Luxembourg, where Juncker was Prime Minister for 18 consecutive years (1995-2013!), was ranked second in a “World’s Best Tax Havens” list published in 2010 by Forbes magazine, surpassing even Switzerland and the Cayman Islands. (No 1 was the state of Delaware of the USA. Belgium, where the European Commission is based was also on the top 10). Even as recently as February 2014, a report (pdf) by FATF-GAFI, an intergovernmental financial action task force that includes 34 states as well as the EU Commission, referred to Luxembourg’s numerous deficiencies in dealing with both money laundering and the financing of terrorism.
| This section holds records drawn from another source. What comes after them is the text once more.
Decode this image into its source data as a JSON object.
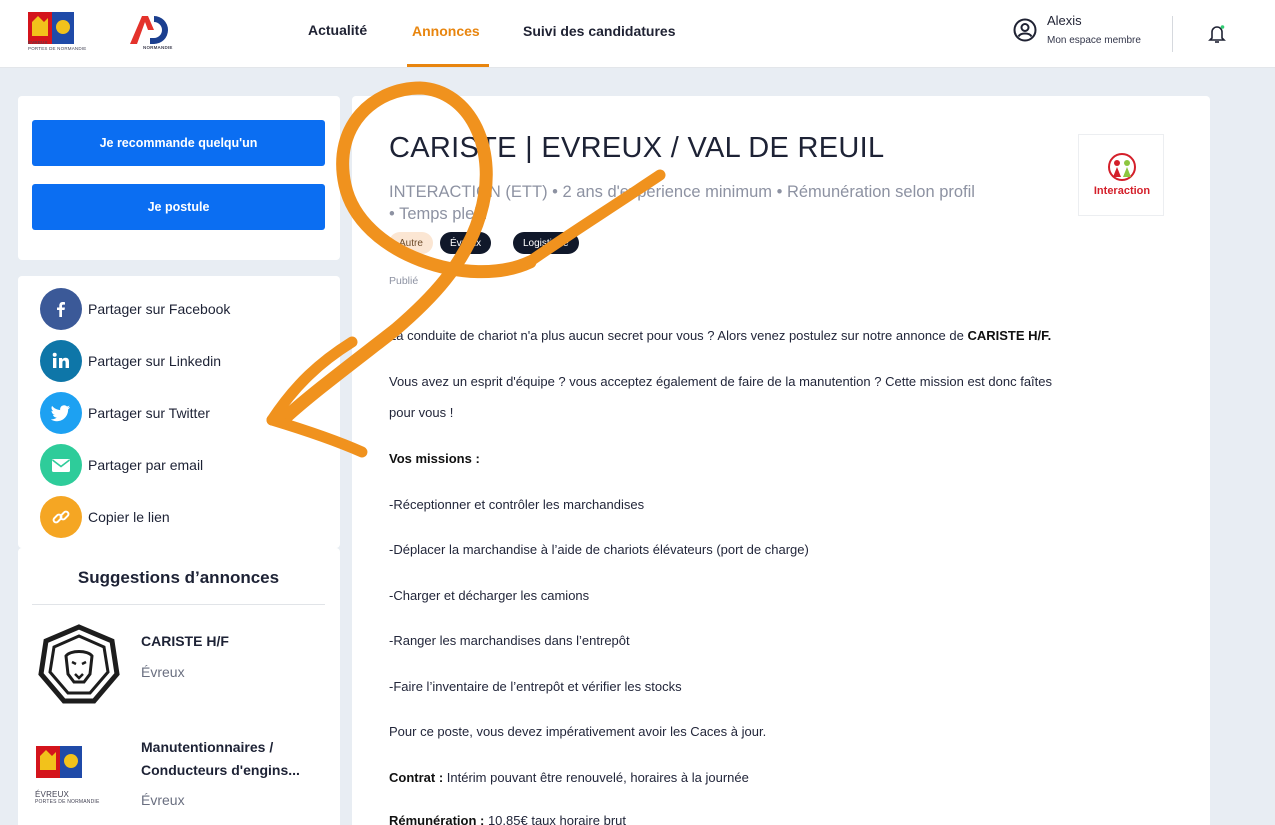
{
  "header": {
    "logo_left": {
      "name": "ÉVREUX",
      "sub": "PORTES DE NORMANDIE"
    },
    "logo_right": {
      "mark": "AD",
      "name": "NORMANDIE"
    },
    "nav": [
      {
        "label": "Actualité",
        "active": false
      },
      {
        "label": "Annonces",
        "active": true
      },
      {
        "label": "Suivi des candidatures",
        "active": false
      }
    ],
    "user": {
      "name": "Alexis",
      "subtitle": "Mon espace membre"
    }
  },
  "actions": {
    "recommend_label": "Je recommande quelqu'un",
    "apply_label": "Je postule"
  },
  "share": [
    {
      "label": "Partager sur Facebook",
      "icon": "facebook-icon",
      "color": "#3b5998"
    },
    {
      "label": "Partager sur Linkedin",
      "icon": "linkedin-icon",
      "color": "#0e76a8"
    },
    {
      "label": "Partager sur Twitter",
      "icon": "twitter-icon",
      "color": "#1da1f2"
    },
    {
      "label": "Partager par email",
      "icon": "email-icon",
      "color": "#2ecc9a"
    },
    {
      "label": "Copier le lien",
      "icon": "link-icon",
      "color": "#f5a623"
    }
  ],
  "suggestions": {
    "title": "Suggestions d’annonces",
    "items": [
      {
        "title": "CARISTE H/F",
        "city": "Évreux",
        "logo": "lion-icon"
      },
      {
        "title_line1": "Manutentionnaires /",
        "title_line2": "Conducteurs d'engins...",
        "city": "Évreux",
        "logo": "evreux-logo",
        "logo_text": "ÉVREUX",
        "logo_sub": "PORTES DE NORMANDIE"
      }
    ]
  },
  "job": {
    "title": "CARISTE | EVREUX / VAL DE REUIL",
    "meta_line1": "INTERACTION (ETT) • 2 ans d'expérience minimum • Rémunération selon profil",
    "meta_line2": "• Temps plein",
    "company_logo_text": "Interaction",
    "tags": [
      "Autre",
      "Évreux",
      "Logistique"
    ],
    "published": "Publié",
    "intro_text": "La conduite de chariot n'a plus aucun secret pour vous ? Alors venez postulez sur notre annonce de ",
    "intro_bold": "CARISTE H/F.",
    "para2_line1": "Vous avez un esprit d'équipe ? vous acceptez également de faire de la manutention ? Cette mission est donc faîtes",
    "para2_line2": "pour vous !",
    "missions_title": "Vos missions :",
    "missions": [
      "-Réceptionner et contrôler les marchandises",
      "-Déplacer la marchandise à l’aide de chariots élévateurs (port de charge)",
      "-Charger et décharger les camions",
      "-Ranger les marchandises dans l’entrepôt",
      "-Faire l’inventaire de l’entrepôt et vérifier les stocks"
    ],
    "requirement": "Pour ce poste, vous devez impérativement avoir les Caces à jour.",
    "contract_label": "Contrat :",
    "contract_value": " Intérim pouvant être renouvelé, horaires à la journée",
    "salary_label": "Rémunération :",
    "salary_value": " 10,85€ taux horaire brut"
  },
  "colors": {
    "accent": "#e8850e",
    "primary_button": "#0b6ef2",
    "annotation": "#f0921e"
  }
}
As for Martin Schulz, the German candidate of the Socialists, he is always vocal against corruption – on one condition: that it doesn’t concern German corruption. In February 2014, as President of the European Parliament, he received a question by a Greek MEP regarding EU monitoring of German anti-corruption investigations (since Germany is the only country in the EU which has not ratified the Council of Europe’s Criminal Law Convention on Corruption, nor the United Nation’s Convention against Corruption). Recent reports in Germany and Greece had implicated influential German business leaders in cases of bribery of Greek Defense officials for lucrative arms contracts. Mr. Schulz simply rejected the question as “unacceptable”.